Abu Dhabi, UAEThursday 24 September 2020

Car review: Porsche 718 Cayman and Boxster GTS 4.0 – exciting drives for troubled times

Despite strife in the motoring industry, Porsche still has a big year ahead in the UAE

The world has moved at a rapid pace since the launch of Porsche’s 718 GTS 4.0 Cayman and Boxster in Portugal back in February.

The care-free nature of a two-seat sports car like the Cayman and its convertible sibling, the Boxster, seemed like the perfect tonic to welcome in a new year of optimism. Yet a few weeks later Covid-19 put the globe on hold and suddenly these types of cars seemed a frivolous extravagance.

An industry in turmoil

Over night, the automotive industry hit the skids as the world went into lockdown from mid-March and it’s only now that we’re seeing some of the results, with the French government promising a 5 billion Euro (Dh20.2bn) bailout for Renault, while McLaren has laid off more than 25 per cent of its workforce.

There are budding shoots of optimism both at a regional level in the UAE and globally

The automotive industry has endured arguably the bleakest period in its 135 years in the space of three painful months.

However, there are budding shoots of optimism both at a regional level in the UAE and globally, as factory workers have gone back to work to start making cars again and regional distributors and dealers have adapted to the ‘new normal’ with enforced social distancing and sanitising measure in their showrooms. There has also been a major leap into the world of selling cars online.

A big year ahead for Porsche

Porsche, in particular, still has a big year ahead with the local release of the 718 GTS 4.0 Cayman and Boxster still on track for May, and the launch of its first all-electric car, the Taycan, scheduled before the end of 2020.

The former is a fun 400 horsepower, 4.0-litre, naturally-aspirated, flat six-cylinder engine that’s available only – for the time being at least – with an old-school, six-speed manual transmission.

The manual box is glorious, with its auto blip on the down change in Sport Mode, while the mega-quick PDK eight-speed automatic will be introduced later.

On track, the Cayman puts up a good fight with the bigger 911 Carrera S. Courtesy Porsche
On track, the Cayman puts up a good fight with the bigger 911 Carrera S. Courtesy Porsche

Point-to-point and especially on track, the PDK transmission has proved itself to be quicker than the manual in every Porsche. But the smiles can’t match the satisfaction of cog-swapping yourself through some tight and twisty canyon roads, accompanied by a glorious, distinctively Porsche sound that spins to 7,800 revolutions per minute.

The engine and exhaust are taken from the Cayman GT4, which also gives it a defining look at the rear with pipes mounted either side.

Other visual clues include 20-inch alloy wheels in satin-gloss black, black badging, dark inserts for the front fog lights and tinted taillights, while the Porsche Active Suspension Management system lowers it by 20 millimetres.

Also standard are other performance components such as Porsche Stability Management, with a separately selectable PSM Sport mode, the Sport Chrono package, including the upgraded Track App, active drivetrain mounts and torque vectoring with a mechanical limited slip diff.

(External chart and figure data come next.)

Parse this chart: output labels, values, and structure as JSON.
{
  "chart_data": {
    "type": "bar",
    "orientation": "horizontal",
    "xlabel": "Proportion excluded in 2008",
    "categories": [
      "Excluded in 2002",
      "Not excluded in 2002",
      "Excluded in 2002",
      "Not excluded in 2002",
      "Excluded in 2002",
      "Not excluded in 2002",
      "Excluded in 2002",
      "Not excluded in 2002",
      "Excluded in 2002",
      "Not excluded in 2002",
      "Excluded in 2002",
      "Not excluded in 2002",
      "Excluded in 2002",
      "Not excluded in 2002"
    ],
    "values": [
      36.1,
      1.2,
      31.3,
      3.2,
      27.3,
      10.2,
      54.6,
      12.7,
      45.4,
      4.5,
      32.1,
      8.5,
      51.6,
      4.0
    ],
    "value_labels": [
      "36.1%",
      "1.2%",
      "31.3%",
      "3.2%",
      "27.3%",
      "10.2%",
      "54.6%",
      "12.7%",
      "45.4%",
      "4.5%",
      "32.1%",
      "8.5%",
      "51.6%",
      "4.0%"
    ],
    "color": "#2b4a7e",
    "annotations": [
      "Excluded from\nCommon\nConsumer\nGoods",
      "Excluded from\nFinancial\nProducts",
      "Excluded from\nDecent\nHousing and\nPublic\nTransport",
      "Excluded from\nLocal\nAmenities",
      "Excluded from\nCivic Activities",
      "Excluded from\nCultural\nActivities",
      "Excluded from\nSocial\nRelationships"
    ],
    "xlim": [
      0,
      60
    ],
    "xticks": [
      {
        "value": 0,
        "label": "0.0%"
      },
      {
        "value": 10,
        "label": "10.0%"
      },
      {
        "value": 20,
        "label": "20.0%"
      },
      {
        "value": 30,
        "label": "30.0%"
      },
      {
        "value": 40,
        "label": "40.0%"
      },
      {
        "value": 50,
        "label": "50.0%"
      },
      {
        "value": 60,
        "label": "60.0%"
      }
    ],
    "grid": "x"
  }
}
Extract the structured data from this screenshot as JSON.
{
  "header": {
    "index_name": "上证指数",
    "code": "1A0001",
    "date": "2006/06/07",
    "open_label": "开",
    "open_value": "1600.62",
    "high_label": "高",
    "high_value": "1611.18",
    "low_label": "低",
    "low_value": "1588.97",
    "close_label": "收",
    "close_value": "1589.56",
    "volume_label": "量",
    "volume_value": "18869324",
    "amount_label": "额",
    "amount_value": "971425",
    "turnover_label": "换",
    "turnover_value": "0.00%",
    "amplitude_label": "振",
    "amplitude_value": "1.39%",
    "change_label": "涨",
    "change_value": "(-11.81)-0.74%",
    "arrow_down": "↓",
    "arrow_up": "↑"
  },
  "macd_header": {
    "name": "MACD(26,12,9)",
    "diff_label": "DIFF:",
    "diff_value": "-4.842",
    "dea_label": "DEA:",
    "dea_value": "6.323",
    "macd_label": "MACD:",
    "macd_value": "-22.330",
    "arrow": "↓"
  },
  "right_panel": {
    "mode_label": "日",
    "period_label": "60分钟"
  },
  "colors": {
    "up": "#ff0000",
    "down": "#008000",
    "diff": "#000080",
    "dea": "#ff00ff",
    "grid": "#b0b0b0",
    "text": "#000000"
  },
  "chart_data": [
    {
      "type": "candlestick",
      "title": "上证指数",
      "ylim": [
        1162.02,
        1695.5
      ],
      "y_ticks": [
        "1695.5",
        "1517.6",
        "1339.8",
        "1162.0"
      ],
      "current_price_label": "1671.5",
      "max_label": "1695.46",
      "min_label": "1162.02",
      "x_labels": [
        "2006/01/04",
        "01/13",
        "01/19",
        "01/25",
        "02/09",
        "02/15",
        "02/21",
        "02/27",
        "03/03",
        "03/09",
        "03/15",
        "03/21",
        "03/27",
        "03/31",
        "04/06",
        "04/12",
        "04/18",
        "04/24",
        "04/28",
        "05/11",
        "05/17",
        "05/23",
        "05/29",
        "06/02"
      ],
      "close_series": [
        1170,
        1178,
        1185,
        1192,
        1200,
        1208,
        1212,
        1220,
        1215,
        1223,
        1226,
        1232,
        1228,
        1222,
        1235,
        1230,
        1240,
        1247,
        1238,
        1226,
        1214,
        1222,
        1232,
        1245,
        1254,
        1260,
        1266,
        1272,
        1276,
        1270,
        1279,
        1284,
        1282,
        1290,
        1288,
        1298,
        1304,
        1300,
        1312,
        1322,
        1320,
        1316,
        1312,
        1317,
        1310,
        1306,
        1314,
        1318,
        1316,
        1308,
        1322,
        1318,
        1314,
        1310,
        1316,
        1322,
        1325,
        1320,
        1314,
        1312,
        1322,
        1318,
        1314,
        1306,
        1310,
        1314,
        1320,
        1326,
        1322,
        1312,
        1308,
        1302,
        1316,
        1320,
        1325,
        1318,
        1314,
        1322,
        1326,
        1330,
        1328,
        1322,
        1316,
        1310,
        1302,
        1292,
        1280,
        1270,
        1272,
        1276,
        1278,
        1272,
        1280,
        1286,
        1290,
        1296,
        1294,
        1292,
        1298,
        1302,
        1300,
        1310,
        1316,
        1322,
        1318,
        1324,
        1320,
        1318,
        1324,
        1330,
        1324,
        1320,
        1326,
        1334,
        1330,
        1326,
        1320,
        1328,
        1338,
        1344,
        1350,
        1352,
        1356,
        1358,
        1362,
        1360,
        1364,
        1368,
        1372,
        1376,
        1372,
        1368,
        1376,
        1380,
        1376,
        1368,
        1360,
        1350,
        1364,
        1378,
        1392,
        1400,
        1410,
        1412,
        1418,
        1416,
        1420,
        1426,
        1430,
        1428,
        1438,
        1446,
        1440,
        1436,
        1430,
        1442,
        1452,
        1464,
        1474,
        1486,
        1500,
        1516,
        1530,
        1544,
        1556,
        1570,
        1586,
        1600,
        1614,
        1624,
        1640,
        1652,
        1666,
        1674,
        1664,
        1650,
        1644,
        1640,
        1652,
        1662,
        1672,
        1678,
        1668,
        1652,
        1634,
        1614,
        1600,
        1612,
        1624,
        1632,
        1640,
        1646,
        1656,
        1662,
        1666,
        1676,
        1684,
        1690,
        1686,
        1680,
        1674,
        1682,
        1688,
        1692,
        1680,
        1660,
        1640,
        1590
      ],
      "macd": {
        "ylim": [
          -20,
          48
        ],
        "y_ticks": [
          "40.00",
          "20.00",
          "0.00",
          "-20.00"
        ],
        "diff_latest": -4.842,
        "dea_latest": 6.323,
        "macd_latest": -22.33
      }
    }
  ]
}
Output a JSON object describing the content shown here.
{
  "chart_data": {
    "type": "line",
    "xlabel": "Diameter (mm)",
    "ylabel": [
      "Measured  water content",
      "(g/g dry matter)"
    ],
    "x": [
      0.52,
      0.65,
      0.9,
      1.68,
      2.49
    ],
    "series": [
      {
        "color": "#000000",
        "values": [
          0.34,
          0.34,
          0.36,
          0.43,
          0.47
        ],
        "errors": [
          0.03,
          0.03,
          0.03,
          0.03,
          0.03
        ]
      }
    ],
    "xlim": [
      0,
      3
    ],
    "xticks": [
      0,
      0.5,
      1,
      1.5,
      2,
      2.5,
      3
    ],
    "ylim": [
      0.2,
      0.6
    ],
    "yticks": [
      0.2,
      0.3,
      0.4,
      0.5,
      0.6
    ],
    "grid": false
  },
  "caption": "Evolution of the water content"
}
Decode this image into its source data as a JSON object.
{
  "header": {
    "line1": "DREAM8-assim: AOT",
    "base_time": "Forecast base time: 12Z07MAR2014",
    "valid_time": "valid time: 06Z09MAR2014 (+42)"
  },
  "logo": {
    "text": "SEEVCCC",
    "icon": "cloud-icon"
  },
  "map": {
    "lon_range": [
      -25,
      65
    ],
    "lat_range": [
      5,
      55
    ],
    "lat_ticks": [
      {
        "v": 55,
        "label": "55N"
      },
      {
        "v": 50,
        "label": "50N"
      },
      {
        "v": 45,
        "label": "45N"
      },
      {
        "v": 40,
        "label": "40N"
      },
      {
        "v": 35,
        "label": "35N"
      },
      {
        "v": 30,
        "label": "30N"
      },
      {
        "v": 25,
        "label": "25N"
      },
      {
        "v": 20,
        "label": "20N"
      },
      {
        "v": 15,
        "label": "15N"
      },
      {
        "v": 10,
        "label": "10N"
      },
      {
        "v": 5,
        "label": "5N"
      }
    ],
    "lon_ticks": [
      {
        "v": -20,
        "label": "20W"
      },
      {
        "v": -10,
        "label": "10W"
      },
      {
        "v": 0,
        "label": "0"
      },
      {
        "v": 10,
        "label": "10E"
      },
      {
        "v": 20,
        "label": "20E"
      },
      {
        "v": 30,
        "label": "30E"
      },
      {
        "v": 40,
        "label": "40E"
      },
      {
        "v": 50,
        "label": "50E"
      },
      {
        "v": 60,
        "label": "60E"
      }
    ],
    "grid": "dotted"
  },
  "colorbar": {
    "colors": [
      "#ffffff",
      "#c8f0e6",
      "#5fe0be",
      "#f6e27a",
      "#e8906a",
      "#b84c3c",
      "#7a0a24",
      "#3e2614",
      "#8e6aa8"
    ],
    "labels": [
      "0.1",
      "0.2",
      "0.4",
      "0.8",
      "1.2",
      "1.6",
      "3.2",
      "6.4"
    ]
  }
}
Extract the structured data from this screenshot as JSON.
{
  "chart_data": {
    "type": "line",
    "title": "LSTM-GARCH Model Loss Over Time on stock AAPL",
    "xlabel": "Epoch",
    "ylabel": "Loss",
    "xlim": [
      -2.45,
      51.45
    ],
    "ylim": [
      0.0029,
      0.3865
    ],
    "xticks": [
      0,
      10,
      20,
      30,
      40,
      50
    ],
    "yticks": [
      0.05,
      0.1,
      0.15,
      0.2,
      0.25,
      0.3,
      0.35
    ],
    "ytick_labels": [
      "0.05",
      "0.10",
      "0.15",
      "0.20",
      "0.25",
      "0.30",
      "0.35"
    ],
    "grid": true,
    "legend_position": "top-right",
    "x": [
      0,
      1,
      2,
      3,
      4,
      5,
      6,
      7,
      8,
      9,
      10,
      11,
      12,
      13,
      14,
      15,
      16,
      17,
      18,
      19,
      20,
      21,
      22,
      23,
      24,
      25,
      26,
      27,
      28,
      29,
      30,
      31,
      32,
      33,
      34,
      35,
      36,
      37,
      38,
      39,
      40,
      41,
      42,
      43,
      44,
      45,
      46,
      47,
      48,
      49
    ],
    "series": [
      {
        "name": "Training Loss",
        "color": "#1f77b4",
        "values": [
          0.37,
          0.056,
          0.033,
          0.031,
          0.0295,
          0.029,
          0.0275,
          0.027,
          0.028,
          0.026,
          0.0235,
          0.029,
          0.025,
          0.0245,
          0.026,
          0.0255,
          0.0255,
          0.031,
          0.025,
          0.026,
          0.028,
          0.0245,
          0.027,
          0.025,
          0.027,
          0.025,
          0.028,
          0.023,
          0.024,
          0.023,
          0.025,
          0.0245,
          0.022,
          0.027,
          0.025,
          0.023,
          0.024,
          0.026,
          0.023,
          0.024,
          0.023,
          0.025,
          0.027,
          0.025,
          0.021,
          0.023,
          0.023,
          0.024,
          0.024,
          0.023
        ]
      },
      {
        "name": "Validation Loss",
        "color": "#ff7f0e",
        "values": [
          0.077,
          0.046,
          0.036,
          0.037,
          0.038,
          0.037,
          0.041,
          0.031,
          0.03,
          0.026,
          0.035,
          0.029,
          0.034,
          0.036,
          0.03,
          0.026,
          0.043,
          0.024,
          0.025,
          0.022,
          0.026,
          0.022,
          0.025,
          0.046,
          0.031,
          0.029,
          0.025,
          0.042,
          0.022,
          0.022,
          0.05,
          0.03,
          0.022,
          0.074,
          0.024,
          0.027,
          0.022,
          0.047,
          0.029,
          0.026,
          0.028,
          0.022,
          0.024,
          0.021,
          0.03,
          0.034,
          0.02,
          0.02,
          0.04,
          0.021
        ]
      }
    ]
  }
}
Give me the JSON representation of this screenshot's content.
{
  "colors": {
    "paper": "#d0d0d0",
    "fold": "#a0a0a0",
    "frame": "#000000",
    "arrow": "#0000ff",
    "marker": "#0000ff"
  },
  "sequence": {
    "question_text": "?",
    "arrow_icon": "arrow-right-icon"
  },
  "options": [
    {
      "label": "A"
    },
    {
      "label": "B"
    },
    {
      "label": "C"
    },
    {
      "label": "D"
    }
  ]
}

Cayman and Boxster on and off the track

On track, the Cayman puts up a good fight with the bigger 911 Carrera S. This is no great surprise when you realise the Cayman is good for 295 kilometres per hour and gets to 100kmh in 4.5 seconds. It falls away on the straights when the 911 stretches its legs, but then can catch up and hound it through the tighter stuff. The mid-engine placement in the Cayman and Boxster, as opposed to the rear overhanging position of the 911, gives the little one a weight balance benefit.

Away from the track, the Boxster is a joy to punt along windy roads, while the benefit of having a fabric roof as opposed to a metal unit includes minimal weight, as well as offers maximum exposure to the elements with its windscreen sitting further forward.

The Cayman does 295 kilometres per hour and gets to 100kmh in 4.5 seconds. Courtesy Porsche
The Cayman does 295 kilometres per hour and gets to 100kmh in 4.5 seconds. Courtesy Porsche

The interior is dominated by dark Alcantara leather with power adjustable seats as standard, or there’s the option of the lightweight carbon-fibre sports buckets that are manually adjustable and provide a very snug fit that are best left for the track day specialists rather than daily driving.

An optional GTS interior package adds a highlight colour to offset the all-black look, with the choice of red or grey for the rev counter, seat belts, decorative seams, including an embroidered GTS emblem in the headrests, as well as the Porsche script on the floor mats. The trim elements and the centre console are made of carbon.

The 718 Cayman and Boxster GTS 4.0 duo provide maximum fun for the driver, plus a passenger, and in today’s world of social distancing, taking the car for a solo drive into the desert or through the mountains, away from crowded places and people is now, more than ever, one of life’s greatest pleasures.

The Cayman is priced at Dh321,200 and it’s Dh333,500 for the Boxster. Deliveries are expected imminently.